Desnudo y avergonzado
Sin embargo, siendo realistas, Adán siempre ha estado desnudo desde su creación, por lo que no debería sentirse expuesto o inseguro ante el Padre. Dios responde, fingiendo sorpresa, a la admisión de Adán:
«El Señor le dijo: “¿Quién te dijo que estabas desnudo? ¿Acaso has comido del árbol que te prohibí comer?”»
Génesis 3:11
El Padre no está enojado porque Adán haya descubierto que no tiene ropa. El Padre está enojado porque Adán se avergüenza de estar en su presencia, porque Adán ha pecado y ahora ve su propia desnudez como una amenaza en lugar de un regalo. La serpiente malvada ha retorcido y distorsionado la relación de Adán con su Padre para que Adán ya no vea la desnudez —la vulnerabilidad— como algo bueno, sino como una amenaza para su vida.

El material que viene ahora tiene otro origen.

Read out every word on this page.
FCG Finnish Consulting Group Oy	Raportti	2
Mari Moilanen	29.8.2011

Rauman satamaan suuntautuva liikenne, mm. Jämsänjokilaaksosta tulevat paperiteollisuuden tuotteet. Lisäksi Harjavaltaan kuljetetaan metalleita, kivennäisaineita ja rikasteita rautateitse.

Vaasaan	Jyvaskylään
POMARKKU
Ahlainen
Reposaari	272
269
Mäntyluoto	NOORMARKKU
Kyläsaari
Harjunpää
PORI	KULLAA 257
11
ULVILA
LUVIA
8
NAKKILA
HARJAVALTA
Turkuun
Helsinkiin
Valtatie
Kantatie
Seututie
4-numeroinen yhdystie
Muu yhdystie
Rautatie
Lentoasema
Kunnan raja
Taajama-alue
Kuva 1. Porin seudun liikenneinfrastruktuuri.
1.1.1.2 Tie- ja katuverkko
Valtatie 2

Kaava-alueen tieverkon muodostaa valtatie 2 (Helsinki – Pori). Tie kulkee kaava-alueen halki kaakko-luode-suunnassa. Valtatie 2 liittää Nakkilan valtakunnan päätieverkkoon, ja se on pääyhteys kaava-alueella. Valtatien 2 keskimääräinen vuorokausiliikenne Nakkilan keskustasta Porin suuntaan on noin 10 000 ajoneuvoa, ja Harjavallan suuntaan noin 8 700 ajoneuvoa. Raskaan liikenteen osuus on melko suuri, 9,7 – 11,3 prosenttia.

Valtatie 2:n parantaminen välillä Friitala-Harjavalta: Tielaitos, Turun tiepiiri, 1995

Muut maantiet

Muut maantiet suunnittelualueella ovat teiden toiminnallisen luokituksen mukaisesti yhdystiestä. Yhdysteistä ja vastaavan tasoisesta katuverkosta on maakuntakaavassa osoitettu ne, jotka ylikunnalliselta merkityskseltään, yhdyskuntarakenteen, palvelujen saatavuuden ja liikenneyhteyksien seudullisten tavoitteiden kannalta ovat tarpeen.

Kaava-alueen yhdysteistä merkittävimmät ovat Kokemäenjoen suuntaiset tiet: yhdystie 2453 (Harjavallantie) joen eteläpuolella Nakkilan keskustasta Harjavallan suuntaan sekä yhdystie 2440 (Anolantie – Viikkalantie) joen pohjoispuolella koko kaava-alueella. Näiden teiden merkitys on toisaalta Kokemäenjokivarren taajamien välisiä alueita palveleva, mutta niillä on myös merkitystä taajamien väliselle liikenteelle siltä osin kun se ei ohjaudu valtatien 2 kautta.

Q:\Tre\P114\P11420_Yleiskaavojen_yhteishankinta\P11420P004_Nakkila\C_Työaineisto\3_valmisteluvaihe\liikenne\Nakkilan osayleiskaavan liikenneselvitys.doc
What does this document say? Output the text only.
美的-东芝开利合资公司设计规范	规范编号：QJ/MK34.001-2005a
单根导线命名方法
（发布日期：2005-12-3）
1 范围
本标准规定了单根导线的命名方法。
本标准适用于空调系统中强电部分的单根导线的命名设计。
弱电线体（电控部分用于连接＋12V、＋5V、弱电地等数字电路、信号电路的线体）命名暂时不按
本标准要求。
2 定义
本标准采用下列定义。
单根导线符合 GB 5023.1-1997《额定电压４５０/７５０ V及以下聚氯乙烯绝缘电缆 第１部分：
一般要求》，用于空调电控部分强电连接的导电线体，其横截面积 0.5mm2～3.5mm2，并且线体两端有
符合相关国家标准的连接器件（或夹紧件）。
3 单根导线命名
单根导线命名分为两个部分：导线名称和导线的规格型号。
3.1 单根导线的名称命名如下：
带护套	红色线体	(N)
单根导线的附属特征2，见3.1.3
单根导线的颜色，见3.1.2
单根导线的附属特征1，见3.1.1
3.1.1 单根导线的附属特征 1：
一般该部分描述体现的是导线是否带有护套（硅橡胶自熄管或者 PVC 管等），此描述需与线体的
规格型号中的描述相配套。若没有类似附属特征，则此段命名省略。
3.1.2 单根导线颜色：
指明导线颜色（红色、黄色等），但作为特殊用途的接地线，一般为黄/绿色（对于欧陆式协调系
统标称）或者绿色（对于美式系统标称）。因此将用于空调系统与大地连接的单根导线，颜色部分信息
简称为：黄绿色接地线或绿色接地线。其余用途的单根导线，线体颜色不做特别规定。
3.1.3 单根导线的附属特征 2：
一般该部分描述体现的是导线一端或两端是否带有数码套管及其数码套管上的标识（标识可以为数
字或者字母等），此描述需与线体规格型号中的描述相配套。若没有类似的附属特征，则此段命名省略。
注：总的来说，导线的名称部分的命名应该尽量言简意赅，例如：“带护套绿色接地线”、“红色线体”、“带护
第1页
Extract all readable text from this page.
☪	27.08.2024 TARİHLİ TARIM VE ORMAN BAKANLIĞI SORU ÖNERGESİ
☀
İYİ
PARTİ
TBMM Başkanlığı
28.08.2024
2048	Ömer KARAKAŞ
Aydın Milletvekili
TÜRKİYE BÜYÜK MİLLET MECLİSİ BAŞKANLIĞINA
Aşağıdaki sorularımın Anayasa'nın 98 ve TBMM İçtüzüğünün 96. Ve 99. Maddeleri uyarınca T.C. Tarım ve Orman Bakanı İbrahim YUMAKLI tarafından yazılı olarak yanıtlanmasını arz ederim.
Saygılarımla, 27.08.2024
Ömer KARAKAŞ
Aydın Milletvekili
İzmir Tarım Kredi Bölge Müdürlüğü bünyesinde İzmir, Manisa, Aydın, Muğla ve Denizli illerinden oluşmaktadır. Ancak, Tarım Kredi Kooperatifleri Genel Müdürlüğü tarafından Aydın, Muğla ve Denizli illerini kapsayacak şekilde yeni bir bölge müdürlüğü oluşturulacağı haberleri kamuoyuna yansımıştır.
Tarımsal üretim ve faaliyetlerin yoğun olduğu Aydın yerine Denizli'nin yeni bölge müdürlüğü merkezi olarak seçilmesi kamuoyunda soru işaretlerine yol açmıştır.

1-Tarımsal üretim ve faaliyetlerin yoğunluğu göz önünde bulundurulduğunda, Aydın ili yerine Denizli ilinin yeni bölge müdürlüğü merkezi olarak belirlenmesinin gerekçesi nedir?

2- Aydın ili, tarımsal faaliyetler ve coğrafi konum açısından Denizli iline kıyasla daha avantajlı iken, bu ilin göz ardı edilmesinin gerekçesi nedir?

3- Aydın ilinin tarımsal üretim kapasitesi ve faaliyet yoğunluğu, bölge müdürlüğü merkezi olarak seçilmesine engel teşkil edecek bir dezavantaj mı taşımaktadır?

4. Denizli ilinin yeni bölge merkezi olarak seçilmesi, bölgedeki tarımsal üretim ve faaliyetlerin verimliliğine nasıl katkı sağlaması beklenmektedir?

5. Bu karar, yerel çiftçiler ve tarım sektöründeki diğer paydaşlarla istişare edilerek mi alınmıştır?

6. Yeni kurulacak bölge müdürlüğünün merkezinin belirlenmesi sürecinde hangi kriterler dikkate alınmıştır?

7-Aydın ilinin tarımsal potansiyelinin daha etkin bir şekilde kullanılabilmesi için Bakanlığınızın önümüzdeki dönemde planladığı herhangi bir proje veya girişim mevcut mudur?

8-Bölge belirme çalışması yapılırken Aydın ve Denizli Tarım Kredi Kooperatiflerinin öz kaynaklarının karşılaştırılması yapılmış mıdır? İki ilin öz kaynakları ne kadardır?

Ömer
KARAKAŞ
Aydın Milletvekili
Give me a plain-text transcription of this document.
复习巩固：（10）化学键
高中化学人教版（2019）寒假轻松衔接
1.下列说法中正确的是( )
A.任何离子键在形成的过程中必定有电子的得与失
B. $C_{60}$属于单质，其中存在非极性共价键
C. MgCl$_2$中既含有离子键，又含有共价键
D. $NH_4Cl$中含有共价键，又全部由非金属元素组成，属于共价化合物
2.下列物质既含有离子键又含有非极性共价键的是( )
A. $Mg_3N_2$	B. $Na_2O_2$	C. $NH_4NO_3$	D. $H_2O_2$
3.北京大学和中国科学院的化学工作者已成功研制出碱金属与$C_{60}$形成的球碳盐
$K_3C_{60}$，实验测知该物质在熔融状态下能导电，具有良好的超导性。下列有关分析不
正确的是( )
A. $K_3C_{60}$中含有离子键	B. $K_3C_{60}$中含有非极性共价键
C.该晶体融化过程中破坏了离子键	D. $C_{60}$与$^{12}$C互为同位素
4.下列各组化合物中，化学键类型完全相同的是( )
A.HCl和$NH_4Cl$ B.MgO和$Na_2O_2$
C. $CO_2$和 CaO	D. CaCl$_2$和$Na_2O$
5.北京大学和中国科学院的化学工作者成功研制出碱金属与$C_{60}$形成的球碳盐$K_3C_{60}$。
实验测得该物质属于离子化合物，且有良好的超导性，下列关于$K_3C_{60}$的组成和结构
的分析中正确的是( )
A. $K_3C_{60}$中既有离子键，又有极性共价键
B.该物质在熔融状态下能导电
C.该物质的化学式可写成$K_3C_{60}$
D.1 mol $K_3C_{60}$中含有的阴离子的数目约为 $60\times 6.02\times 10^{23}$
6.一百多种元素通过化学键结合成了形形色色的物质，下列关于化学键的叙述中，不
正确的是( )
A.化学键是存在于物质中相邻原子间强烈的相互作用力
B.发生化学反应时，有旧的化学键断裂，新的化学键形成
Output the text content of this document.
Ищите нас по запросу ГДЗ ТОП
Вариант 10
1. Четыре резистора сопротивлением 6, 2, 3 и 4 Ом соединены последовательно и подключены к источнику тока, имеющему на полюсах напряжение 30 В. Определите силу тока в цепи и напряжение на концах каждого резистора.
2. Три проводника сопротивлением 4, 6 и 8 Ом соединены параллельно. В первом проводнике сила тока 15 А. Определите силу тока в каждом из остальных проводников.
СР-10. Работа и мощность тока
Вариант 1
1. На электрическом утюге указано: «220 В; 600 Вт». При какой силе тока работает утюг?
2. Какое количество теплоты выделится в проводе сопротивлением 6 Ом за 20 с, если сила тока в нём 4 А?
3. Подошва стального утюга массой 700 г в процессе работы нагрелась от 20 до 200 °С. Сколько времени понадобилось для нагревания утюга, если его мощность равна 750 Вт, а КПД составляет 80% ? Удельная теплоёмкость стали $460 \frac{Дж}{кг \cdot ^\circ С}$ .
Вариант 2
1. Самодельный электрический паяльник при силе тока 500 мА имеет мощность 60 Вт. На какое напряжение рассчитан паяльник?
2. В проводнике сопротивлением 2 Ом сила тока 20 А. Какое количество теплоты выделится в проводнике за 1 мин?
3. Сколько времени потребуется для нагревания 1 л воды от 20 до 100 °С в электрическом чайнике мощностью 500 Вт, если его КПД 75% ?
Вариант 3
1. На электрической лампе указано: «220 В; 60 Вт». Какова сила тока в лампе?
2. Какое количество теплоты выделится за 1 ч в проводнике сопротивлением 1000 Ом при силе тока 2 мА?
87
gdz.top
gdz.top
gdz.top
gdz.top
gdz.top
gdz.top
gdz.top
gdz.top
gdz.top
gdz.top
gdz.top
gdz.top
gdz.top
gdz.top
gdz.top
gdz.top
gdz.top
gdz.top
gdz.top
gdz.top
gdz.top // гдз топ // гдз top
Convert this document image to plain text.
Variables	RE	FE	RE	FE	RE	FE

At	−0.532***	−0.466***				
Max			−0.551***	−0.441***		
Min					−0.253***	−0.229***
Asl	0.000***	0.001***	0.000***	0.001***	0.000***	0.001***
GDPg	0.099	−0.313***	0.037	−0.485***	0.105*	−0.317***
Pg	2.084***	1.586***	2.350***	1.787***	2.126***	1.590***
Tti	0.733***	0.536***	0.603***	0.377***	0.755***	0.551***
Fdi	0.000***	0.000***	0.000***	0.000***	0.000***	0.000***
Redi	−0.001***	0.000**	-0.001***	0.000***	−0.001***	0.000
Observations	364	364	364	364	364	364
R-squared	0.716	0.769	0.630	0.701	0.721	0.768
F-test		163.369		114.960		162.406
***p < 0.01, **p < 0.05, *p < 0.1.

Reacción al pecado personal
Tenemos que admitir que todos nos sentimos como Adán cuando pecamos. Nos sentimos culpables por nuestro pecado, nos avergonzamos y queremos escondernos de Dios. ¡No trivialicemos este sentimiento! Todos reaccionamos a nuestra culpa de manera poco saludable y esto afecta nuestras relaciones con los demás, con nosotros mismos y, especialmente, con Dios. Necesitamos ser honestos con nosotros mismos y examinar verdaderamente nuestros corazones.
¿Cómo reacciono ante el pecado? ¿Me ocupo en el trabajo, con los niños o haciendo un millón de buenas obras? ¿Me escondo en mis oraciones, haciendo o diciendo mucho en la oración, leyendo constantemente o comenzando nuevas iniciativas espirituales, pero sin completar ninguna? ¿Escondo mis problemas de las personas en mi vida que deberían o podrían apoyarme y guiarme? ¿Soy adicto a algo? ¿Tengo miedo de la voluntad de Dios, de ser un desastre ante él? ¿Creo que Dios se esconde de mí? ¿Creo que Dios no está complacido conmigo o con mi trabajo? ¿Creo que Dios quiere que sufra o que su voluntad va a ser demasiado difícil? Podría seguir... pero creo que entienden la idea. Nos escondemos mucho de Dios.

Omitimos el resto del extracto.